A Alvarete no le pasará como a mí, pensaba Samuel; debe estar bien preparado para el futuro.

Cada tarde, padre e hijo se sentaban a hacer deberes. Cuando había. Cuando no, Samuel proponía al crío repasar materias de las horas extraescolares o intentar avanzar en las asignaturas del cole, para tenerlo mirado cuando el maestro impartiera esos contenidos.

Al mes y medio del comienzo del curso, Alvarete comenzó a despistarse con demasiada frecuencia, lo que provocaba el enfado de Samuel. A los despistes siguieron unos vómitos –que él atribuía al típico virus estomacal cazado en el cole– y unas lagrimas sin aparente explicación.

Alvarete, ¿se puede saber por qué lloras?

El niño sólo se encogía de hombros.

Céntrate o te voy a dar para que llores con motivo.

Eso le decía Samuel antes de llegar a la conclusión de que el niño le había salido un flojo.

Como la situación no cesaba, Samuel decidió llevar al niño al pediatra.
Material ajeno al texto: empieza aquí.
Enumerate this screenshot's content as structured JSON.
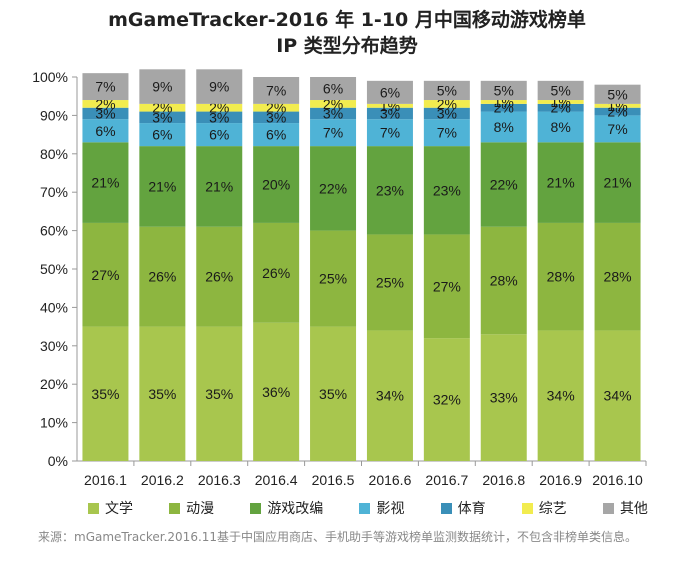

Después de explorar a Alvarete, el pediatra reflexionó.

¿Es serio, doctor?

Mucho.

El pediatra pidió a Samuel que esperara en la consulta mientras él salía con el niño a la calle. Bajaron a un parque que se veía desde la consulta. Durante unos cuarenta minutos, Samuel vio cómo ambos no pararon de jugar.

Al volver, la cara y el ánimo del crío habían cambiado por completo. Entre padre y médico no fueron necesarias más explicaciones.

Samuel volvió a casa pensando que era él quien debía estar bien preparado para el presente.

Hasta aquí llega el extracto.